Se si alza quindi lo sguardo a un livello più complessivo, si può dire che emerge un ulteriore paradosso: insomma, a un governo nazionale a maggioranza M5s e Pd, si contrappongono quindici, su un totale di venti, Regioni governate dal centrodestra. In tre anni, dal 2017, si è rovesciato perfettamente il rapporto. Allora era il centrosinistra a governarne quindici contro cinque.

Ma i paradossi di questa situazione politica italiana non finiscono mai. Se il referendum ha avuto un grande successo c’è un sondaggio (fatto circolare) che indica che i simpatizzanti del Pd, al 55%, hanno votato No al referendum contro l’indicazione piuttosto tortuosa del segretario Zingaretti per il Sì di Di Maio e la compagnia grillina. È un contrasto sin troppo palese. A questo punto “il Sì che aprirà le riforme”, come ripete ossessivamente Zingaretti, deve essere stabilito al più presto e diventa difficilmente rinviabile, come la legge elettorale e i nuovi collegi e circoscrizioni da ridisegnare, per votare salvaguardando il massimo di rappresentatività.

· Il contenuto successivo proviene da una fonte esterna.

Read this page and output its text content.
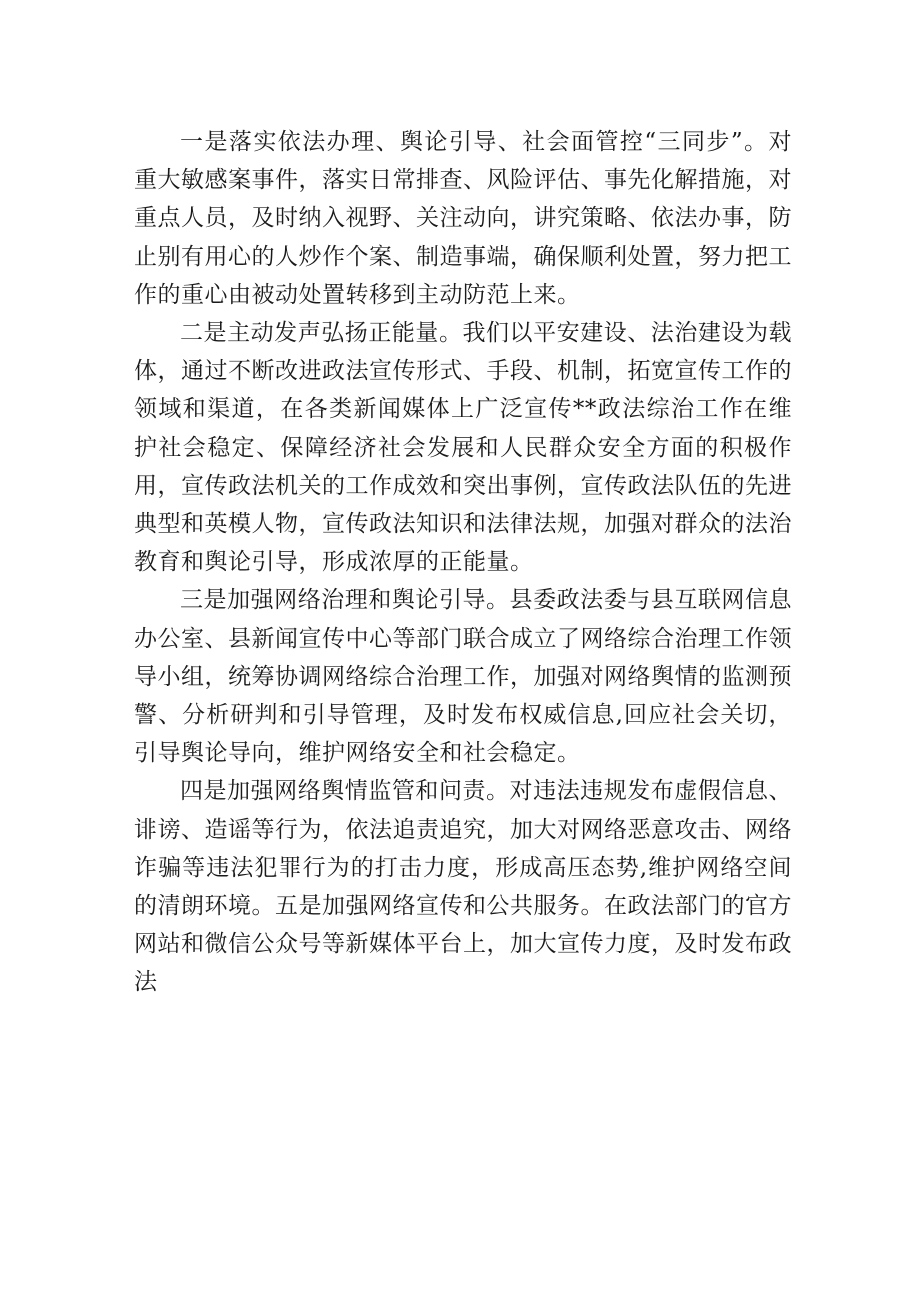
一是落实依法办理、舆论引导、社会面管控“三同步”。对重大敏感案事件，落实日常排查、风险评估、事先化解措施，对重点人员，及时纳入视野、关注动向，讲究策略、依法办事，防止别有用心的人炒作个案、制造事端，确保顺利处置，努力把工作的重心由被动处置转移到主动防范上来。

二是主动发声弘扬正能量。我们以平安建设、法治建设为载体，通过不断改进政法宣传形式、手段、机制，拓宽宣传工作的领域和渠道，在各类新闻媒体上广泛宣传**政法综治工作在维护社会稳定、保障经济社会发展和人民群众安全方面的积极作用，宣传政法机关的工作成效和突出事例，宣传政法队伍的先进典型和英模人物，宣传政法知识和法律法规，加强对群众的法治教育和舆论引导，形成浓厚的正能量。

三是加强网络治理和舆论引导。县委政法委与县互联网信息办公室、县新闻宣传中心等部门联合成立了网络综合治理工作领导小组，统筹协调网络综合治理工作，加强对网络舆情的监测预警、分析研判和引导管理，及时发布权威信息,回应社会关切，引导舆论导向，维护网络安全和社会稳定。

四是加强网络舆情监管和问责。对违法违规发布虚假信息、诽谤、造谣等行为，依法追责追究，加大对网络恶意攻击、网络诈骗等违法犯罪行为的打击力度，形成高压态势,维护网络空间的清朗环境。五是加强网络宣传和公共服务。在政法部门的官方网站和微信公众号等新媒体平台上，加大宣传力度，及时发布政法
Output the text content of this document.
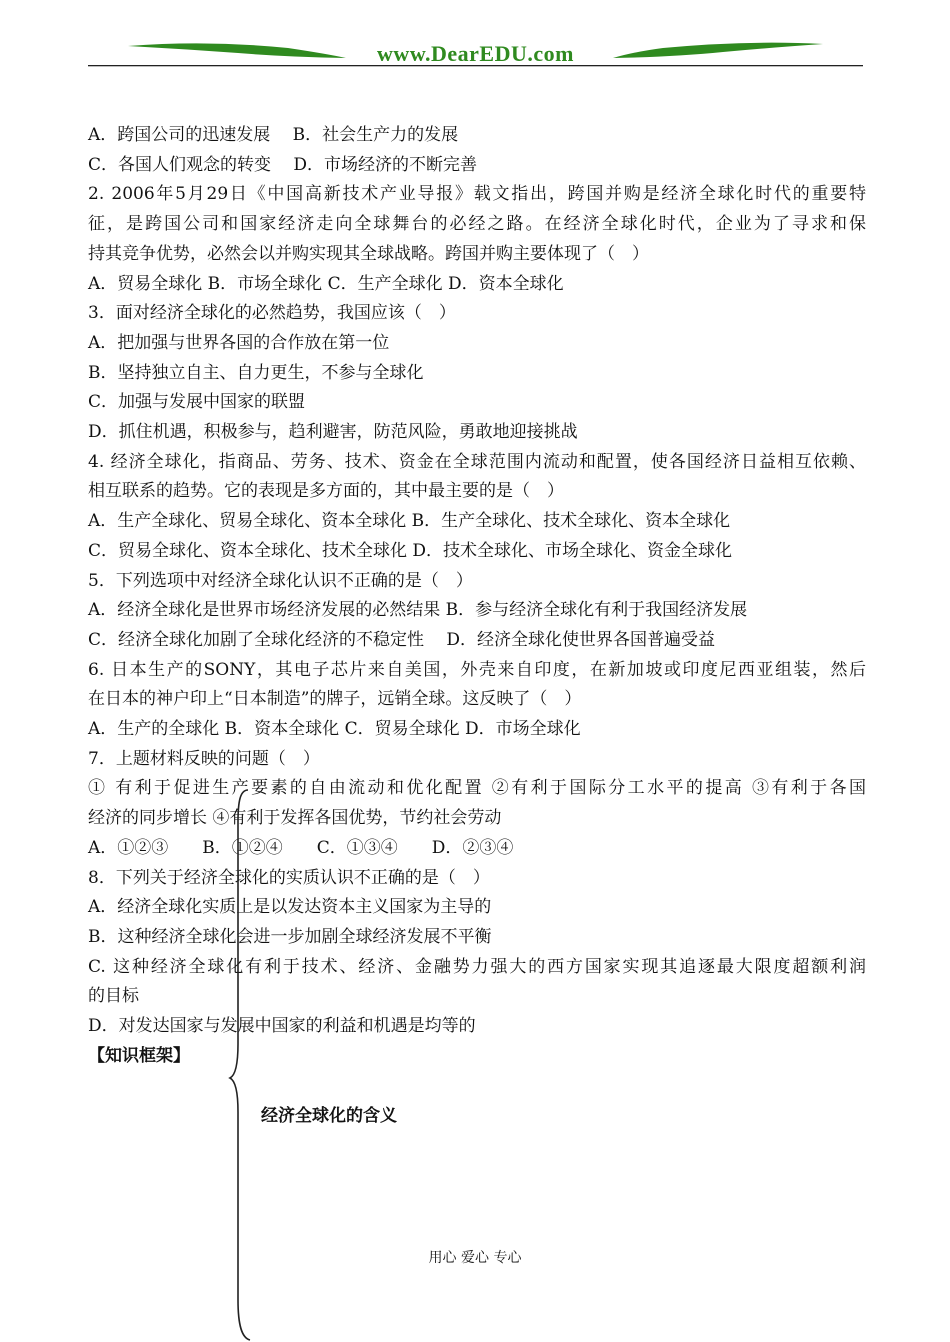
www.DearEDU.com
A．跨国公司的迅速发展　 B．社会生产力的发展
C．各国人们观念的转变　 D．市场经济的不断完善
2. 2006年5月29日《中国高新技术产业导报》载文指出，跨国并购是经济全球化时代的重要特
征，是跨国公司和国家经济走向全球舞台的必经之路。在经济全球化时代，企业为了寻求和保
持其竞争优势，必然会以并购实现其全球战略。跨国并购主要体现了（　）
A．贸易全球化 B．市场全球化 C．生产全球化 D．资本全球化
3．面对经济全球化的必然趋势，我国应该（　）
A．把加强与世界各国的合作放在第一位
B．坚持独立自主、自力更生，不参与全球化
C．加强与发展中国家的联盟
D．抓住机遇，积极参与，趋利避害，防范风险，勇敢地迎接挑战
4. 经济全球化，指商品、劳务、技术、资金在全球范围内流动和配置，使各国经济日益相互依赖、
相互联系的趋势。它的表现是多方面的，其中最主要的是（　）
A．生产全球化、贸易全球化、资本全球化 B．生产全球化、技术全球化、资本全球化
C．贸易全球化、资本全球化、技术全球化 D．技术全球化、市场全球化、资金全球化
5．下列选项中对经济全球化认识不正确的是（　）
A．经济全球化是世界市场经济发展的必然结果 B．参与经济全球化有利于我国经济发展
C．经济全球化加剧了全球化经济的不稳定性　 D．经济全球化使世界各国普遍受益
6. 日本生产的SONY，其电子芯片来自美国，外壳来自印度，在新加坡或印度尼西亚组装，然后
在日本的神户印上“日本制造”的牌子，远销全球。这反映了（　）
A．生产的全球化 B．资本全球化 C．贸易全球化 D．市场全球化
7．上题材料反映的问题（　）
① 有利于促进生产要素的自由流动和优化配置 ②有利于国际分工水平的提高 ③有利于各国
经济的同步增长 ④有利于发挥各国优势，节约社会劳动
A．①②③　　B．①②④　　C．①③④　　D．②③④
8．下列关于经济全球化的实质认识不正确的是（　）
A．经济全球化实质上是以发达资本主义国家为主导的
B．这种经济全球化会进一步加剧全球经济发展不平衡
C. 这种经济全球化有利于技术、经济、金融势力强大的西方国家实现其追逐最大限度超额利润
的目标
D．对发达国家与发展中国家的利益和机遇是均等的
【知识框架】
经济全球化的含义
用心 爱心 专心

Poi c’è la questione del rafforzamento della sanità con un prestito a portata di mano, già pronto e di ben 37 miliardi che il Mes (Meccanismo europeo di stabilità) è pronto a erogare. Ma su questo punto c’è una divisione secca tra pentastellati e Pd che solo il Presidente del Consiglio, Giuseppe Conte, cerca di minimizzare, sostenendo che alla fine si troverà un accordo secondo i criteri di “un buon padre di famiglia”. Mentre Zingaretti tenta di esorcizzare il prestito del Mes, una volta non parlandone, un’altra volta sostenendo che alla fine si troverà un accordo.

Ma stiamo elencando solo due punti di un’alleanza nata per stato di necessità, tra due forze diversissime, che hanno solo l’obiettivo di evitare elezioni che potrebbero portare il centrodestra al governo e la frantumazione di un governo che litiga su tutto e vivacchia cercando di guadagnare tempo in un modo che potrebbe diventare esasperante. In una situazione sociale, politica ed economica drammatica.

Infine c’è il problema principale: i piani da presentare con puntualità e credibilità per i 209 miliardi da ottenere in Europa con il Recovery fund. Il tempo per ottenere tutto questo non è illimitato ed è abbastanza azzardato sperare in “rimbalzi”, come predica con strana insistenza e speranza senza riscontri lo storico, improvvisatosi economista, ministro Roberto Gualtieri.

Continuare in questa situazione sembra un’impresa incredibile, eppure, dopo il “pareggio” di ieri e il grande successo nel referendum, il governo Conte, l’esecutivo più paradossale della storia repubblicana, difficilmente cadrà. Dopo il taglio di deputati e senatori e la lenta erosione dei voti della cosiddetta maggioranza, quello che appare agli analisti più attenti è un “Parlamento di disperati” che, speriamo, cercherà almeno di assolvere il necessario.

È vero, c’è un’incertezza sanitaria rispetto al Covid-19 inquietante, c’è all’orizzonte una crisi economica che può trasformarsi in disastro, ci sono scadenze sulla cassa integrazione e lo sblocco dei licenziamenti con la chiusura di imprese che fa paura. Gli ostacoli sono tanti e la possibilità di una caduta non può essere scartata. Ma il Paese, spaventato e provato, si aggrappa a quello che ha a disposizione al momento. È la grande forza del probabilmente incrollabile “governo del paradosso”.